One would be hard pressed to find a journalist, Vietnam War veteran, or Baby Boomer who does not know the work of the Vietnamese-born war photographer, Nick Ut, especially his Pulitzer Prize-winning photo of Kim Phuc, known as “the Napalm Girl.”
Fellow photojournalist Hal Buell’s new book, From Hell to Hollywood: The Incredible Journey of AP Photographer Nick Ut (Associated Press, 216 pp. $35, paper; $11.49, Kindle), younger generations can learn about what a profound impact his photography had on an entire generation—whether they served in Vietnam, reported and photographed the war, or protested it at home.
The book contains 198 pages of photographs Nick Ut shot for the Associated Press in Vietnam from 1965 until he retired from the AP in 2017. There are many stirring photos he shot during the war, in which he was wounded twice.
What makes From Hell to Hollywood even better is Hal Buell’s fine prose, which details Nick Ut’s guarded entry into photography after his older brother, Huynh Thanh My, a well-known actor, CBS cameraman, then AP photographer, was killed photographing an ARVN operation near Can Tho in 1965. He’d been wounded and was killed by Viet Cong soldiers after they overran the battlefield.
“In that moment, the worlds of Huynh Cong (Nick) Ut and Arlette, My’s wife, collapsed. She was now a 21-year-old widow with a 5-month-old daughter,” Buell writes. “He was now a teenager whose mentor, the central foundation of his life, was taken away.”

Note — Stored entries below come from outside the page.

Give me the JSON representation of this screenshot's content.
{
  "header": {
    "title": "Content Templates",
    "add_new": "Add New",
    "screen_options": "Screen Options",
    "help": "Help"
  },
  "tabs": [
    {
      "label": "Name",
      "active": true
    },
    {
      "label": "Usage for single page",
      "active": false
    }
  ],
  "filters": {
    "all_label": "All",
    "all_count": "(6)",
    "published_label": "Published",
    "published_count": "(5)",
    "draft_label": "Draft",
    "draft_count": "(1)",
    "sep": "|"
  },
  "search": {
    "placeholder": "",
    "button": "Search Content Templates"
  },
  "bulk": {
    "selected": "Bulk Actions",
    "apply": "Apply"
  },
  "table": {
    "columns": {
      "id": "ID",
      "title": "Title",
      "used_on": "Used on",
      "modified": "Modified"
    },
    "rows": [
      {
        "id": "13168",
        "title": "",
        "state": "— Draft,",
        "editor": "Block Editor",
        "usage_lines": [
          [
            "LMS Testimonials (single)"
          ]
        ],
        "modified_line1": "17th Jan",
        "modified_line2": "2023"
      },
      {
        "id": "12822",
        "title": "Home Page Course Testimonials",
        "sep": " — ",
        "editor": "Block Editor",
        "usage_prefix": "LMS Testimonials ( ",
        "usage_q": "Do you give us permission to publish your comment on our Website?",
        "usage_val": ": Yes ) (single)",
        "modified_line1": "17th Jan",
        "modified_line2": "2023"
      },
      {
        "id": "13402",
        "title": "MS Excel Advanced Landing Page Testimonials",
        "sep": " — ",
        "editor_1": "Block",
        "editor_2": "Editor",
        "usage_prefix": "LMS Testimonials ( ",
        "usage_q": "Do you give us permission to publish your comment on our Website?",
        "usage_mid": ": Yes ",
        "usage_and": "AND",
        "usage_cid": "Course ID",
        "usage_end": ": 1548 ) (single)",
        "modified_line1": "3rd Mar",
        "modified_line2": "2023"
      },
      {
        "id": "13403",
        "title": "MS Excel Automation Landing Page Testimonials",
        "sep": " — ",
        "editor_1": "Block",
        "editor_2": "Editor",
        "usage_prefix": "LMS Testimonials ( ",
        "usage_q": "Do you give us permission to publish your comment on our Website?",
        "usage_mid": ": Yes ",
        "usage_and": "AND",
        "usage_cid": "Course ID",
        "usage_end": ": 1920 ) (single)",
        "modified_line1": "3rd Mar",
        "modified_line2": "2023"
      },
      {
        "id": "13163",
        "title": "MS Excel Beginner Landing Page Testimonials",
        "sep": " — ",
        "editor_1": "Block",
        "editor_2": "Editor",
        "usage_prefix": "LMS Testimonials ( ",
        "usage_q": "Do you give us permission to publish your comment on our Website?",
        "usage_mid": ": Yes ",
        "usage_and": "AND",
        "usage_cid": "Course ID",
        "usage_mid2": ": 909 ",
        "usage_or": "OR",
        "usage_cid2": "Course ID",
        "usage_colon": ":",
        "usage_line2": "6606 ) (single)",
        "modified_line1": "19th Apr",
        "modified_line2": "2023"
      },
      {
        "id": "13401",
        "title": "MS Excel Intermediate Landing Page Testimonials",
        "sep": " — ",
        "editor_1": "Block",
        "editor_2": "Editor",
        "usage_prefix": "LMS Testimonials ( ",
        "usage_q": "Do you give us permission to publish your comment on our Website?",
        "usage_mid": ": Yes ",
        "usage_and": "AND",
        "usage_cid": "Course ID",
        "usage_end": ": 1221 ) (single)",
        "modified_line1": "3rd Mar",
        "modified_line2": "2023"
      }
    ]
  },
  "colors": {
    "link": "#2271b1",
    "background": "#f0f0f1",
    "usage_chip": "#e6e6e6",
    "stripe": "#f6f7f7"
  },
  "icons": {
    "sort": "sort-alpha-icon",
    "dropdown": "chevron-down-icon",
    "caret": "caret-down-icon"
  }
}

Nick Ut’s sister-in-law pleaded with AP photo bureau chief Horst Faas to put him to work because his family needed a new bread winner. He was only 16 years old. Faas resisted at first; didn’t want to be responsible for the demise of two people in one family. But Faas relented and put the young man to work in the Saigon bureau’s darkroom.

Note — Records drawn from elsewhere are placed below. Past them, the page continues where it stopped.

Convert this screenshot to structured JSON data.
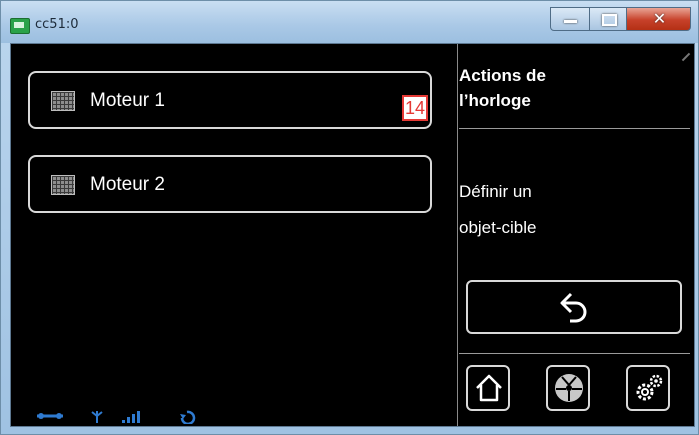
{
  "window": {
    "title": "cc51:0"
  },
  "motors": [
    {
      "label": "Moteur 1"
    },
    {
      "label": "Moteur 2"
    }
  ],
  "badge": "14",
  "panel": {
    "title_line1": "Actions de",
    "title_line2": "l’horloge",
    "text_line1": "Définir un",
    "text_line2": "objet-cible"
  },
  "icons": {
    "motor": "grid-icon",
    "back": "back-arrow-icon",
    "home": "home-icon",
    "fan": "fan-icon",
    "settings": "gears-icon",
    "status": [
      "link-icon",
      "antenna-icon",
      "signal-bars-icon",
      "sync-icon"
    ]
  },
  "colors": {
    "accent": "#2f7bd1",
    "badge": "#e53935",
    "close": "#c7412a"
  }
}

It was there that Nick Ut became fascinated with the entire photographic process, and soon yearned to go out in the field as his brother had done. AP correspondent Peter Arnett helped make that happen and Nick Ut soon was doing what his brother had done in Vietnam and in Cambodia.
The photo he took for which he remains best known to this day was an image of then 9-year-old Phan Thi Kim Phuc as she was running down a road, naked, after her village was napalmed by a South Vietnamese Air Force plane on June 8, 1972. I interviewed Nick Ut about that fateful day for News Photographer Magazine in 2006.

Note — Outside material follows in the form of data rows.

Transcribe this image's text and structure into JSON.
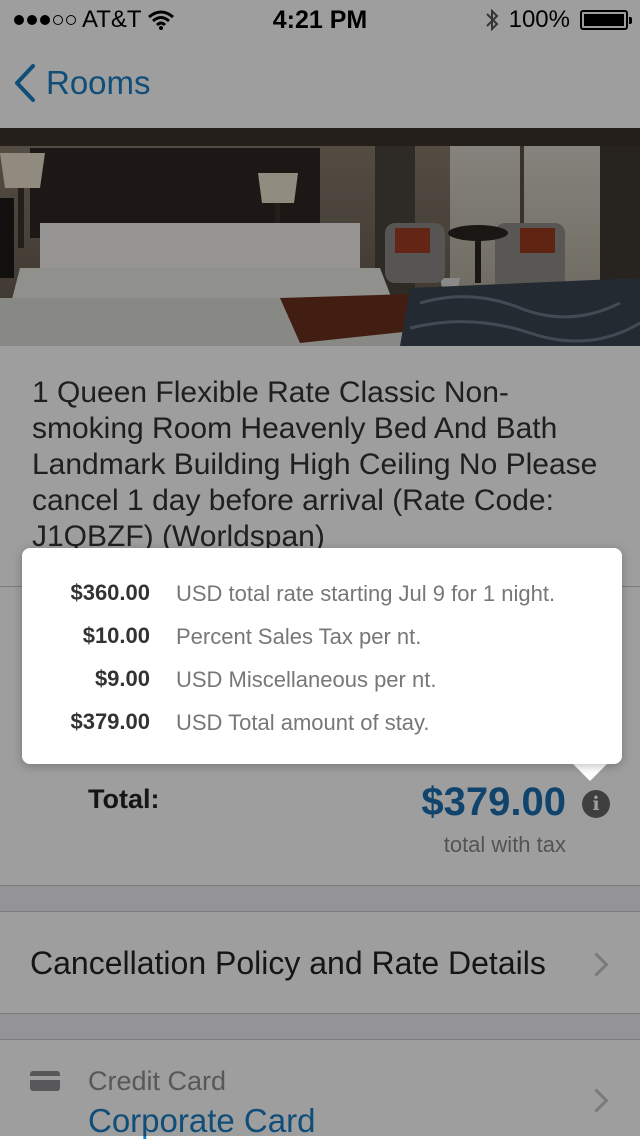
{
  "status_bar": {
    "carrier": "AT&T",
    "time": "4:21 PM",
    "battery": "100%",
    "signal_bars_filled": 3,
    "signal_bars_total": 5
  },
  "nav": {
    "back_label": "Rooms"
  },
  "hero": {
    "alt": "Hotel room photo"
  },
  "room": {
    "description": "1 Queen Flexible Rate Classic Non-smoking Room Heavenly Bed And Bath Landmark Building High Ceiling No Please cancel 1 day before arrival (Rate Code: J1QBZF) (Worldspan)"
  },
  "total": {
    "label": "Total:",
    "amount": "$379.00",
    "subtitle": "total with tax"
  },
  "cancellation": {
    "label": "Cancellation Policy and Rate Details"
  },
  "payment": {
    "label": "Credit Card",
    "value": "Corporate Card"
  },
  "breakdown": [
    {
      "amount": "$360.00",
      "description": "USD total rate starting Jul 9 for 1 night."
    },
    {
      "amount": "$10.00",
      "description": "Percent Sales Tax per nt."
    },
    {
      "amount": "$9.00",
      "description": "USD Miscellaneous per nt."
    },
    {
      "amount": "$379.00",
      "description": "USD Total amount of stay."
    }
  ],
  "colors": {
    "accent": "#1b7fc4",
    "total_amount": "#1b6fb0",
    "overlay": "rgba(0,0,0,0.38)"
  },
  "icons": [
    "back-chevron-icon",
    "wifi-icon",
    "bluetooth-icon",
    "battery-icon",
    "info-icon",
    "chevron-right-icon",
    "credit-card-icon"
  ]
}
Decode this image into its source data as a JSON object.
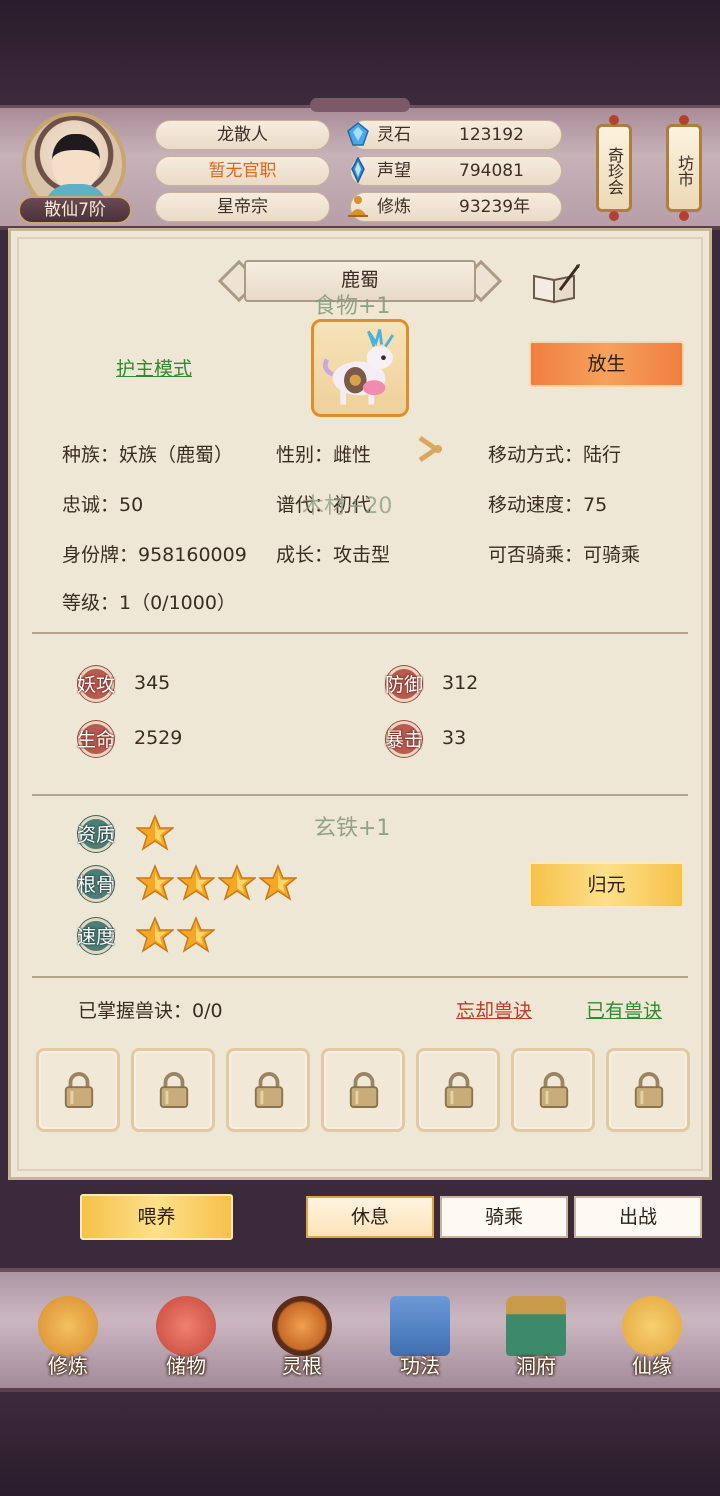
{
  "profile": {
    "name": "龙散人",
    "official_post": "暂无官职",
    "sect": "星帝宗",
    "rank": "散仙7阶"
  },
  "resources": [
    {
      "label": "灵石",
      "value": "123192",
      "icon": "spirit-stone-icon",
      "color": "#4aa8e8"
    },
    {
      "label": "声望",
      "value": "794081",
      "icon": "prestige-crystal-icon",
      "color": "#3c8fd6"
    },
    {
      "label": "修炼",
      "value": "93239年",
      "icon": "meditation-icon",
      "color": "#d9902f"
    }
  ],
  "shortcuts": {
    "treasure_fair": "奇珍会",
    "market": "坊市"
  },
  "pet": {
    "name": "鹿蜀",
    "mode_link": "护主模式",
    "release_button": "放生",
    "float_food": "食物+1",
    "float_wood": "木材+20",
    "float_iron": "玄铁+1",
    "info": {
      "race": "种族：妖族（鹿蜀）",
      "gender": "性别：雌性",
      "move_type": "移动方式：陆行",
      "loyalty": "忠诚：50",
      "generation": "谱代：初代",
      "move_speed": "移动速度：75",
      "id_tag": "身份牌：958160009",
      "growth": "成长：攻击型",
      "rideable": "可否骑乘：可骑乘",
      "level": "等级：1（0/1000）"
    }
  },
  "stats": [
    {
      "label": "妖攻",
      "value": "345"
    },
    {
      "label": "防御",
      "value": "312"
    },
    {
      "label": "生命",
      "value": "2529"
    },
    {
      "label": "暴击",
      "value": "33"
    }
  ],
  "aptitude": [
    {
      "label": "资质",
      "stars": 1
    },
    {
      "label": "根骨",
      "stars": 4
    },
    {
      "label": "速度",
      "stars": 2
    }
  ],
  "reset_button": "归元",
  "skills": {
    "mastered": "已掌握兽诀：0/0",
    "forget_link": "忘却兽诀",
    "owned_link": "已有兽诀",
    "slots_locked": 7
  },
  "actions": {
    "feed": "喂养",
    "rest": "休息",
    "ride": "骑乘",
    "battle": "出战"
  },
  "nav": [
    {
      "label": "修炼",
      "icon": "cultivate-icon",
      "color": "#d88a2c"
    },
    {
      "label": "储物",
      "icon": "storage-bag-icon",
      "color": "#c4473a"
    },
    {
      "label": "灵根",
      "icon": "spirit-root-icon",
      "color": "#c86a28"
    },
    {
      "label": "功法",
      "icon": "technique-book-icon",
      "color": "#3f6fb0"
    },
    {
      "label": "洞府",
      "icon": "cave-mansion-icon",
      "color": "#3c8a6a"
    },
    {
      "label": "仙缘",
      "icon": "destiny-gourd-icon",
      "color": "#e0a33a"
    }
  ]
}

“I saw a little girl running,” he told me. “She had torn off all her clothes. She was yelling, `Nóng quá! Nóng quá!’ [Too hot! Too hot!]. Her body was burned so badly. I didn’t want her to die, so I poured cold water on her.”
He didn’t know that cold water actually spread the napalm gel, exacerbating her pain.
“Then I borrowed a poncho from an ARVN 25th Division soldier because I did not want her to be naked,” he said. “She kept saying, `Chắc con sắp chết! Chắc con sắp chết!’ [I think I’m dying! I think I’m dying!].”
Ut said that Kim Phuc was in shock when he and other AP staffers got her to a hospital in Cu Chi. ARVN soldiers were mostly milling about. In a fit of exasperation, he showed his media pass and screamed: “If she dies, I will tell the story of this hospital.” Thanks to Nick Ut, Kim Phuc did not die.
In exacting, masterful prose Hal Buell tells the story of a photojournalist extraordinaire who went from capturing the horrors of war for the Associated Press to photos of American baseball (as foreign to him as cricket is to Americans), and countless movie stars.
According to Buell, when Nick Ut retired in 2017, he was constantly asked what he would do with his life now. His response? “I will always take pictures. Taking pictures is my doctor, my medicine. My life.”
From Hell to Hollywood will appeal to Vietnam War veterans, journalists, journalism students, and Baby Boomers.
–Marc Phillip Yablonka
Yablonka’s books include Vietnam Bao Chi: Warriors of Word and Film, profiles of 35 American military journalists who plied their trade during the Vietnam War.